The VP of Payments is laser-focused on changing that math, resourcing the effort internally or through partners to push attach rate above 75%. Everything else is secondary until this is solved.
They optimize pricing to hit take rate goals
Once attach rate is moving in the right direction, pricing becomes a meaningful lever. Flat rate, interchange-plus, surcharging, payout timing, card-type premiums, payments can be priced in many ways, and the right structure depends on the customer base and the business model. A VP of Payments knows how to tune this to grow payments income quarter over quarter without burning customer relationships.
They optimize transaction expenses
Maximizing revenue is step one. Protecting margin is step two. The largest cost in payments is interchange, typically around 67% of the transaction. A VP of Payments knows how to work with card network programs, send richer transaction data, and leverage network tokens to compress that cost and widen the spread.
They support enterprise sales and migrations
Large customers and groups of customers like franchisors need more than a self-serve onboarding flow. A VP of Payments rolls up their sleeves on these deals: analyzing the customer’s current payments expense, modeling the savings opportunity, and managing the migration end-to-end, including token conversions to make the transition clean.

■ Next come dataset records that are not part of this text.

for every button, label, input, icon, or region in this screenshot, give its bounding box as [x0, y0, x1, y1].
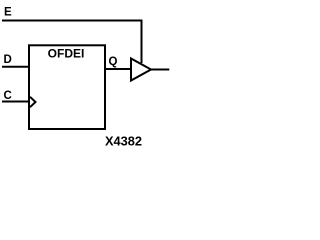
svg-text:Q: Q — [109, 56, 118, 68]
svg-text:E: E — [4, 7, 12, 19]
flip-flop body U1 OFDEI — [29, 45, 105, 129]
clock input caret — [30, 97, 36, 107]
wire Q to buffer input — [105, 68, 131, 70]
wire buffer output — [151, 69, 169, 71]
wire C input — [2, 101, 30, 103]
svg-text:OFDEI: OFDEI — [48, 47, 85, 61]
svg-text:X4382: X4382 — [105, 134, 142, 149]
wire E horizontal — [2, 20, 143, 22]
svg-text:D: D — [4, 54, 12, 66]
output buffer U2 (tristate, enable E) — [131, 59, 151, 81]
wire D input — [2, 66, 30, 68]
wire E vertical drop to buffer enable pin — [141, 20, 143, 64]
svg-text:C: C — [4, 90, 12, 102]
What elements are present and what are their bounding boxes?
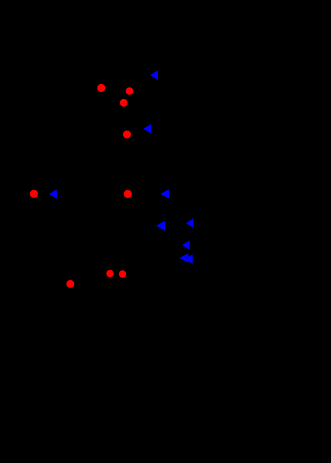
red marker R9: [66, 280, 74, 288]
red marker R1: [97, 84, 105, 92]
blue triangle T7: [182, 240, 190, 250]
red marker R4: [123, 131, 131, 139]
blue triangle T2: [143, 124, 151, 133]
blue triangle T1: [150, 70, 158, 80]
red marker R5: [30, 190, 38, 198]
blue triangle T6: [156, 221, 165, 231]
blue triangle T8: [179, 253, 188, 262]
blue triangle T5: [186, 218, 194, 228]
blue triangle T3: [49, 189, 57, 199]
red marker R8: [119, 270, 126, 277]
blue triangle T9: [184, 254, 193, 263]
red marker R3: [120, 99, 128, 107]
blue triangle T4: [160, 189, 169, 199]
red marker R2: [126, 87, 134, 95]
red marker R7: [106, 270, 113, 277]
red marker R6: [124, 190, 132, 198]
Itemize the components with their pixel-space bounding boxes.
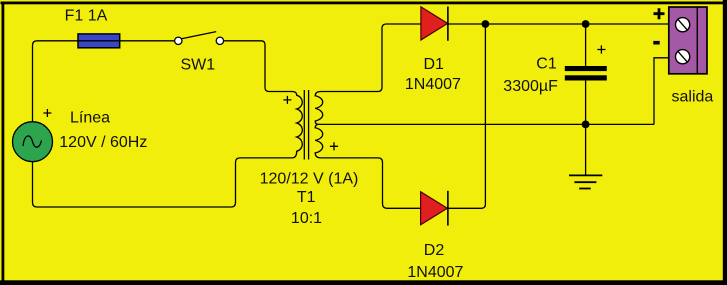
node junction dot capacitor top [582,20,590,28]
diode D2 [421,191,448,226]
svg-text:10:1: 10:1 [291,210,322,227]
wire [33,41,175,122]
svg-text:C1: C1 [536,55,557,72]
screw upper [676,18,690,32]
node left contact [175,37,182,44]
wire: source top to switch (through fuse) [33,34,175,122]
capacitor C1 [565,24,607,175]
wire cathode bar D2 [447,191,449,226]
AC source: Linea 120V/60Hz [13,122,53,162]
wire top lead [585,24,587,66]
screw lower [676,50,690,64]
svg-text:120V / 60Hz: 120V / 60Hz [59,134,147,151]
svg-text:D2: D2 [424,242,445,259]
svg-text:1N4007: 1N4007 [407,264,463,281]
ground [569,175,602,188]
svg-text:3300µF: 3300µF [503,78,558,95]
wire: secondary bottom to diode D2 [321,158,448,208]
terminal block salida [669,7,707,74]
svg-text:SW1: SW1 [180,56,215,73]
svg-text:T1: T1 [297,189,316,206]
wire: center tap rail to minus terminal [317,58,669,125]
node right contact [216,37,223,44]
wire cathode bar D1 [447,7,449,41]
node + output terminal [654,8,665,19]
svg-text:1N4007: 1N4007 [405,76,461,93]
wire: D2 cathode up to positive rail junction [448,24,486,208]
transformer T1 core [304,90,308,160]
node + polarity primary [283,96,291,104]
node + polarity capacitor [597,45,605,53]
fuse F1 body [78,34,120,48]
svg-text:salida: salida [671,89,713,106]
svg-text:F1 1A: F1 1A [65,7,108,24]
wire: positive rail D1 cathode to output terminal [448,23,669,25]
node + polarity secondary [330,142,338,150]
node - output terminal [653,41,659,45]
transformer T1 secondary winding with center tap [315,92,323,158]
wire bottom lead [585,81,587,176]
node + polarity of source [43,109,51,117]
svg-text:D1: D1 [423,56,444,73]
node junction dot capacitor bottom [582,121,590,129]
svg-text:Línea: Línea [70,110,110,127]
wire lever [182,32,217,39]
wire: switch to transformer primary, primary winding, return loop to source [33,41,303,207]
diode D1 [421,7,448,41]
node junction dot D1 output [482,20,490,28]
wire: secondary top to diode D1 [321,24,448,92]
switch SW1 [175,32,224,45]
svg-text:120/12 V (1A): 120/12 V (1A) [260,170,359,187]
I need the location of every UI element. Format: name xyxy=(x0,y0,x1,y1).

They coordinate across departments
Payments can’t be optimized in a silo. A small product change can have an outsized impact on attach rate or wallet share. The VP of Payments is constantly identifying those opportunities by working closely with product, engineering, and sales to co-design features that grow volume and deepen the platform’s share of their customers’ payment activity.
They present to the board
When payments represent 50% of a company’s revenue, it earns a dedicated board-level conversation. The VP of Payments distills a complex, multi-variable business into clear KPIs, tracks progress, and comes in with a point of view on what would accelerate the business. This is a skill in itself.
They design what’s next
Once the payments program is mature and optimized, the best VPs of Payments start looking around the corner. If you’re underwriting customers and moving money to them every banking day, what else becomes possible? Working capital. Insurance. B2B payments. The VP of Payments builds the roadmap for the embedded financial products that can be layered on top.
So why aren’t there enough of them?
Embedded payments isn’t new, but the vast majority of software companies are still operating at 20% of their potential. The playbook exists. The opportunity is enormous. What’s missing is the people who’ve actually run it before.

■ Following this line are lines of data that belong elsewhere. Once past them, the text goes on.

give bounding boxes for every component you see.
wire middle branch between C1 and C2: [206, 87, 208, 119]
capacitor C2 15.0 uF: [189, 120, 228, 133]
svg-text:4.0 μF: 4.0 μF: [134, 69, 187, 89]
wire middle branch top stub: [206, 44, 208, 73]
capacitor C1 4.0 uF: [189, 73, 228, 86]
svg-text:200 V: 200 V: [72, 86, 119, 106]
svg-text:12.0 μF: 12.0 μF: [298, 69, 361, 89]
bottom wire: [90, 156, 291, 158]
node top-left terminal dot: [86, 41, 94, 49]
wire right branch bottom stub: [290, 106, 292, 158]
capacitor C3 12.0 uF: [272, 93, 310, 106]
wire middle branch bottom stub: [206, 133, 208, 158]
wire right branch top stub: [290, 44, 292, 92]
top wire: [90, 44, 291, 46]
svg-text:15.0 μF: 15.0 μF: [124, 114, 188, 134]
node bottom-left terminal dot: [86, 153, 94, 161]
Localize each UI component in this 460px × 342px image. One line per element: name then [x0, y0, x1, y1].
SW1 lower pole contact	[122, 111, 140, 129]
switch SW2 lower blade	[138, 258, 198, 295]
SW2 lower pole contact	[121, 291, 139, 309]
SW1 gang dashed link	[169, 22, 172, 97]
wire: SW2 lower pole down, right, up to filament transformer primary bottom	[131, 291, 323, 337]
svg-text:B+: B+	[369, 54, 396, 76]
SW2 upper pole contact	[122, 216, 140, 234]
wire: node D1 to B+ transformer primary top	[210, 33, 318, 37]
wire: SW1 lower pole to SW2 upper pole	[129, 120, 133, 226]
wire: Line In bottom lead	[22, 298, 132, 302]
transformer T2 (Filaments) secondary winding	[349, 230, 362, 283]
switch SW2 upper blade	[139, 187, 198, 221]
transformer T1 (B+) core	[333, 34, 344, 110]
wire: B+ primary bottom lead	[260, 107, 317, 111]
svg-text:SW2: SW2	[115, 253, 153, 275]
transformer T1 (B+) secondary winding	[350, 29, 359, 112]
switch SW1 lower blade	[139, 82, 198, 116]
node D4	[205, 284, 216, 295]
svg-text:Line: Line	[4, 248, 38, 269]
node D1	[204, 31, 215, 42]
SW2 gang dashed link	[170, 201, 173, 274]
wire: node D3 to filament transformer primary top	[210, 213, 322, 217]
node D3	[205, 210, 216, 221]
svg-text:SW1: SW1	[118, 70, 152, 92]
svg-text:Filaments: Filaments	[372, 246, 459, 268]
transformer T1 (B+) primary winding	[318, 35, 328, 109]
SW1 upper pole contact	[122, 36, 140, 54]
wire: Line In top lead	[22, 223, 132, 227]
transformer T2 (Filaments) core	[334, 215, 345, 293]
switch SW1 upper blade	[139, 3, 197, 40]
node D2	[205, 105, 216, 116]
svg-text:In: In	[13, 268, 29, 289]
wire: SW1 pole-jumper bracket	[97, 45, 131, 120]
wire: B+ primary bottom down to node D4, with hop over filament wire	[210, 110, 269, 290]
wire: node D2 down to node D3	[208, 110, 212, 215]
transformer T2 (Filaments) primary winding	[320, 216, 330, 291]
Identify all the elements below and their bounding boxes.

That’s the supply/demand problem in a sentence. The role demands a rare combination of strategic thinking, financial fluency, cross-functional influence, and operational depth. And it takes time to develop that experience, you can’t manufacture it on a timeline that matches how quickly software companies are waking up to what payments can do for their business.
If you’re a software founder thinking about payments, understanding this role and whether you need to hire for it, outsource parts of it, or find a partner who can fill the gaps is one of the more important decisions you’ll make.
We built Forward to be that partner for the companies who aren’t ready to hire a full payments organization yet. But that’s a topic for another post.